The complexity of e-health programs lies as much in engaging stakeholders as it does with developing the technology itself, according to a senior manager in eHealth NSW’s electronic record for intensive care (eRIC) program.
The eRIC project aims to implement a statewide clinical information system designed to drive better patient outcomes in the intensive care units (ICUs) of NSW hospitals.
The system will eventually be hosted out of the NSW government’s GovDC data centre, and provide services to around 800 beds in 40 ICUs across the state.
Building the system has been a Herculean task that has involved implementing around 500 business and technical requirements, including things like medication management and decision support modules.
“We’ll be integrating with most of the hospital systems, in particular the patient administration system, radiology laboratory, electronic medical records, and so on,” eRIC program clinical and strategic advisor Angela Ryan told the CeBIT conference earlier this week.
“There’s also a large number of medical devices that support a patient when they’re inside intensive care. All of those will also be interlinked.
“And in addition to that, we’re developing a state-based solution around reporting, so there’s tools for benchmarking and operational reports. That suite of reports has already been built.”
While eHealth NSW is keen to create a system that has been “developed by clinicians for clinicians”, engaging with busy health professionals can pose challenges.
“Clinicians are obviously very, very keen to be involved, but they’re also very busy people… They have limited time to provide to us, so we have to be creative in the way we engage with them and in the way we use their time,” Ryan said.
To compensate for this, eHealth NSW used things like working groups throughout the project to get clinicians on board.
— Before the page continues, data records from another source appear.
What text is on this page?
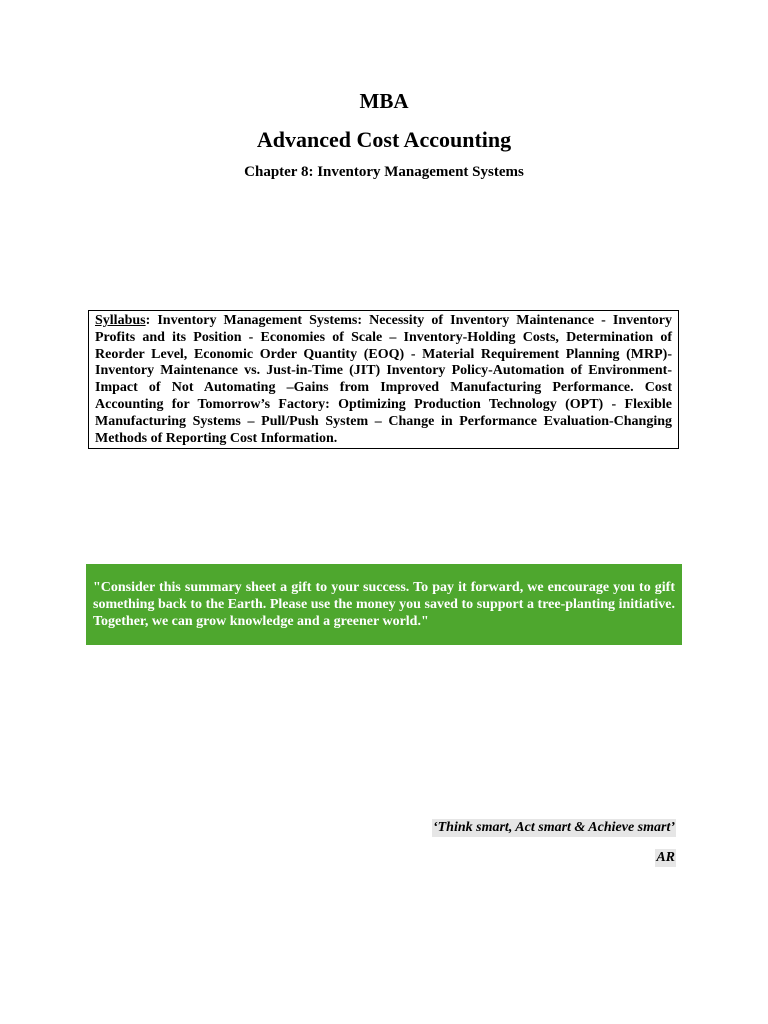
MBA
Advanced Cost Accounting
Chapter 8: Inventory Management Systems
Syllabus: Inventory Management Systems: Necessity of Inventory Maintenance - Inventory Profits and its Position - Economies of Scale – Inventory-Holding Costs, Determination of Reorder Level, Economic Order Quantity (EOQ) - Material Requirement Planning (MRP)- Inventory Maintenance vs. Just-in-Time (JIT) Inventory Policy-Automation of Environment-Impact of Not Automating –Gains from Improved Manufacturing Performance. Cost Accounting for Tomorrow’s Factory: Optimizing Production Technology (OPT) - Flexible Manufacturing Systems – Pull/Push System – Change in Performance Evaluation-Changing Methods of Reporting Cost Information.
"Consider this summary sheet a gift to your success. To pay it forward, we encourage you to gift something back to the Earth. Please use the money you saved to support a tree-planting initiative. Together, we can grow knowledge and a greener world."
‘Think smart, Act smart & Achieve smart’
AR
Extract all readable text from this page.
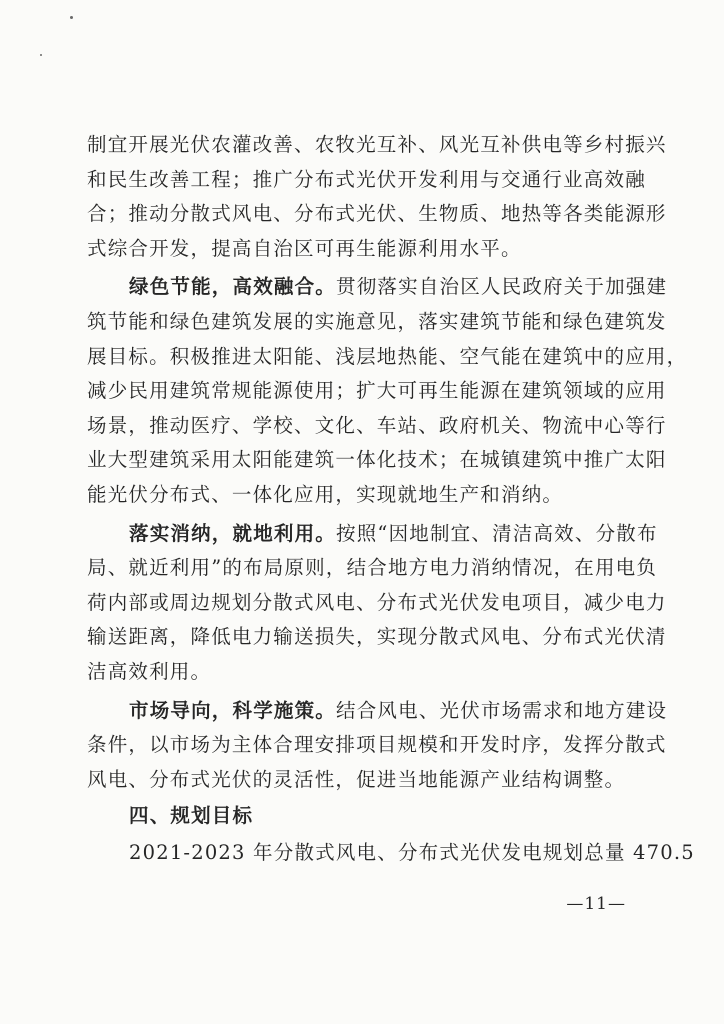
制宜开展光伏农灌改善、农牧光互补、风光互补供电等乡村振兴
和民生改善工程；推广分布式光伏开发利用与交通行业高效融
合；推动分散式风电、分布式光伏、生物质、地热等各类能源形
式综合开发，提高自治区可再生能源利用水平。

绿色节能，高效融合。贯彻落实自治区人民政府关于加强建
筑节能和绿色建筑发展的实施意见，落实建筑节能和绿色建筑发
展目标。积极推进太阳能、浅层地热能、空气能在建筑中的应用，
减少民用建筑常规能源使用；扩大可再生能源在建筑领域的应用
场景，推动医疗、学校、文化、车站、政府机关、物流中心等行
业大型建筑采用太阳能建筑一体化技术；在城镇建筑中推广太阳
能光伏分布式、一体化应用，实现就地生产和消纳。

落实消纳，就地利用。按照“因地制宜、清洁高效、分散布
局、就近利用”的布局原则，结合地方电力消纳情况，在用电负
荷内部或周边规划分散式风电、分布式光伏发电项目，减少电力
输送距离，降低电力输送损失，实现分散式风电、分布式光伏清
洁高效利用。

市场导向，科学施策。结合风电、光伏市场需求和地方建设
条件，以市场为主体合理安排项目规模和开发时序，发挥分散式
风电、分布式光伏的灵活性，促进当地能源产业结构调整。

四、规划目标

2021-2023 年分散式风电、分布式光伏发电规划总量 470.5

—11—
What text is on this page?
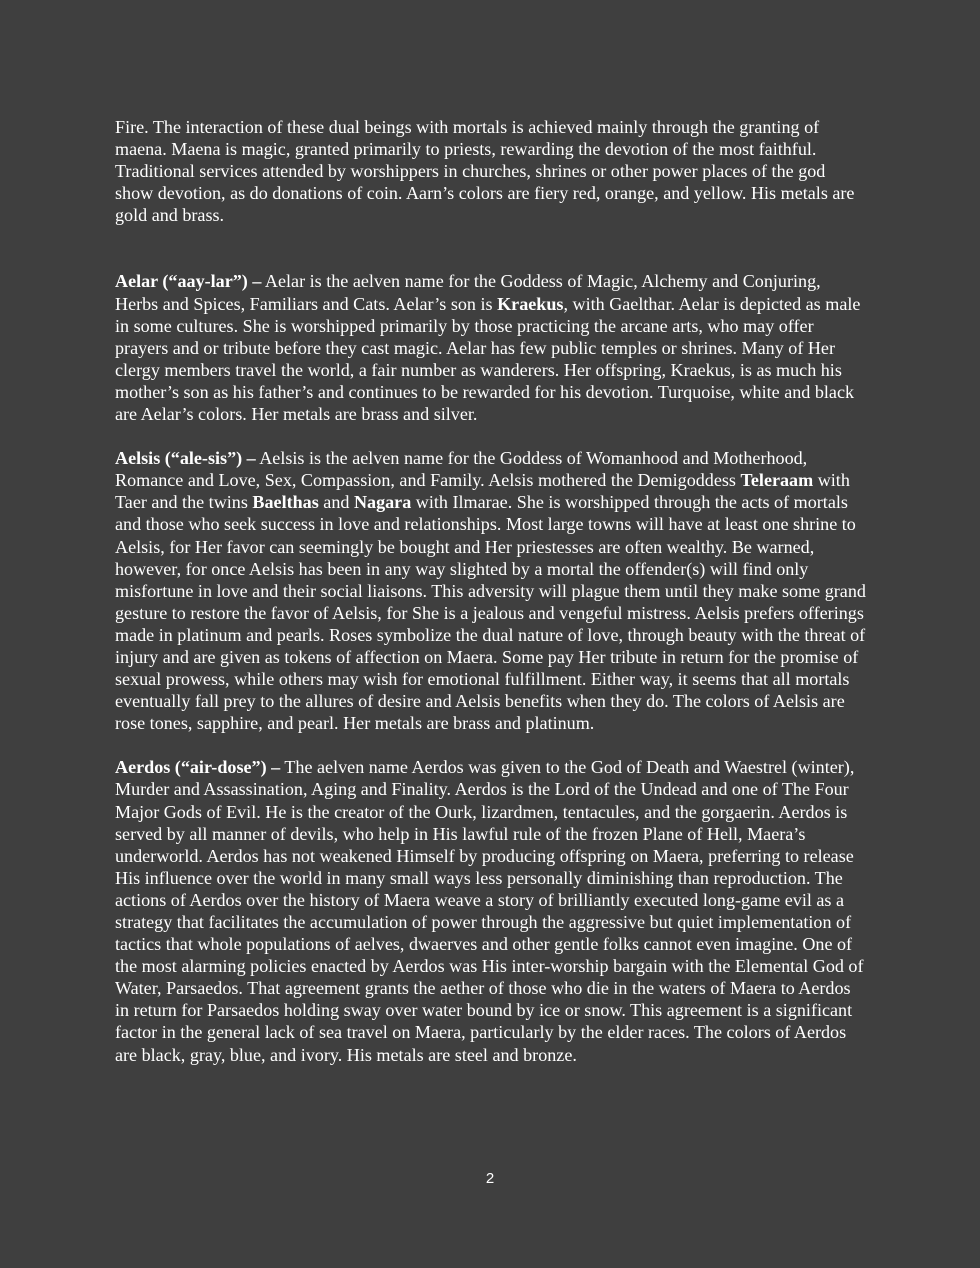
Fire. The interaction of these dual beings with mortals is achieved mainly through the granting of maena. Maena is magic, granted primarily to priests, rewarding the devotion of the most faithful. Traditional services attended by worshippers in churches, shrines or other power places of the god show devotion, as do donations of coin. Aarn’s colors are fiery red, orange, and yellow. His metals are gold and brass.

Aelar (“aay-lar”) – Aelar is the aelven name for the Goddess of Magic, Alchemy and Conjuring, Herbs and Spices, Familiars and Cats. Aelar’s son is Kraekus, with Gaelthar. Aelar is depicted as male in some cultures. She is worshipped primarily by those practicing the arcane arts, who may offer prayers and or tribute before they cast magic. Aelar has few public temples or shrines. Many of Her clergy members travel the world, a fair number as wanderers. Her offspring, Kraekus, is as much his mother’s son as his father’s and continues to be rewarded for his devotion. Turquoise, white and black are Aelar’s colors. Her metals are brass and silver.

Aelsis (“ale-sis”) – Aelsis is the aelven name for the Goddess of Womanhood and Motherhood, Romance and Love, Sex, Compassion, and Family. Aelsis mothered the Demigoddess Teleraam with Taer and the twins Baelthas and Nagara with Ilmarae. She is worshipped through the acts of mortals and those who seek success in love and relationships. Most large towns will have at least one shrine to Aelsis, for Her favor can seemingly be bought and Her priestesses are often wealthy. Be warned, however, for once Aelsis has been in any way slighted by a mortal the offender(s) will find only misfortune in love and their social liaisons. This adversity will plague them until they make some grand gesture to restore the favor of Aelsis, for She is a jealous and vengeful mistress. Aelsis prefers offerings made in platinum and pearls. Roses symbolize the dual nature of love, through beauty with the threat of injury and are given as tokens of affection on Maera. Some pay Her tribute in return for the promise of sexual prowess, while others may wish for emotional fulfillment. Either way, it seems that all mortals eventually fall prey to the allures of desire and Aelsis benefits when they do. The colors of Aelsis are rose tones, sapphire, and pearl. Her metals are brass and platinum.

Aerdos (“air-dose”) – The aelven name Aerdos was given to the God of Death and Waestrel (winter), Murder and Assassination, Aging and Finality. Aerdos is the Lord of the Undead and one of The Four Major Gods of Evil. He is the creator of the Ourk, lizardmen, tentacules, and the gorgaerin. Aerdos is served by all manner of devils, who help in His lawful rule of the frozen Plane of Hell, Maera’s underworld. Aerdos has not weakened Himself by producing offspring on Maera, preferring to release His influence over the world in many small ways less personally diminishing than reproduction. The actions of Aerdos over the history of Maera weave a story of brilliantly executed long-game evil as a strategy that facilitates the accumulation of power through the aggressive but quiet implementation of tactics that whole populations of aelves, dwaerves and other gentle folks cannot even imagine. One of the most alarming policies enacted by Aerdos was His inter-worship bargain with the Elemental God of Water, Parsaedos. That agreement grants the aether of those who die in the waters of Maera to Aerdos in return for Parsaedos holding sway over water bound by ice or snow. This agreement is a significant factor in the general lack of sea travel on Maera, particularly by the elder races. The colors of Aerdos are black, gray, blue, and ivory. His metals are steel and bronze.

2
“The working group and the subject matter expert groups are really driving the decisions, discussion and making recommendations to the operational [management] group and steering committee, who represent our local health districts and other partners," Ryan said.
“[There are subject matter expert groups covering] pharmacy, paediatric, neonatal, research and reporting. So there’s something for every particular problem we’ve come up against."
It also brought clinicians in on the vendor evaluation process, with the medical professionals making up around 75 percent of its evaluation panel.
“Most of the clinicians involved in that had also been involved in the development of the business case, so there was a lot of passion and ownership around what was being evaluated and procured,” Ryan said.
Once the build phase got underway, regular workshops were held with clinicians both face-to-face and over video conferencing.
“We herded a large number of clinicians to a large number of workshops, and that’s continued throughout the course of the build. We had around 200 clinicians attending over a two-week period,” Ryan said.
“The build team – who are also half clinicians – would demonstrate what they had built over the course of the week, and then people would have to opportunity to interact with what was presented.”
A sandbox environment was also deployed to allow clinicians to test the usability of the new platform.
“That gives them the opportunity to influence the look and feel of the application, and then they can apply their real-life scenarios and test them in that context," Ryan said.
Bringing in other stakeholders
While the project has always had a heavy emphasis on clinical engagement, during the later phases that engagement was extended to a larger number stakeholders outside the ICU.
“In our early phases, we were single-minded and the view was focused inside the ICU, but as we are heading closer to deployment, we’ve broadened that thinking and started to engage a lot more with our non-ICU partners,” Ryan said.
“Particularly given the number of interfaces the system will be communicating with, and not just from a system point of view but also a clinical point of view.”
An example of where this was necessary was with clinical handovers, where a patient is moved into or out of an ICU ward.
“Clinical handover is well-known an area of concern, there’s a lot of research into the risks associated with patients as they’re moving in and out of different environments within a hospital. And it can present particular risk coming in or out of ICU,” Ryan said.
“We’re trying to mature our approach, and by setting up [a] committee looking at those clinical risks, we’re not just focusing on ICU.”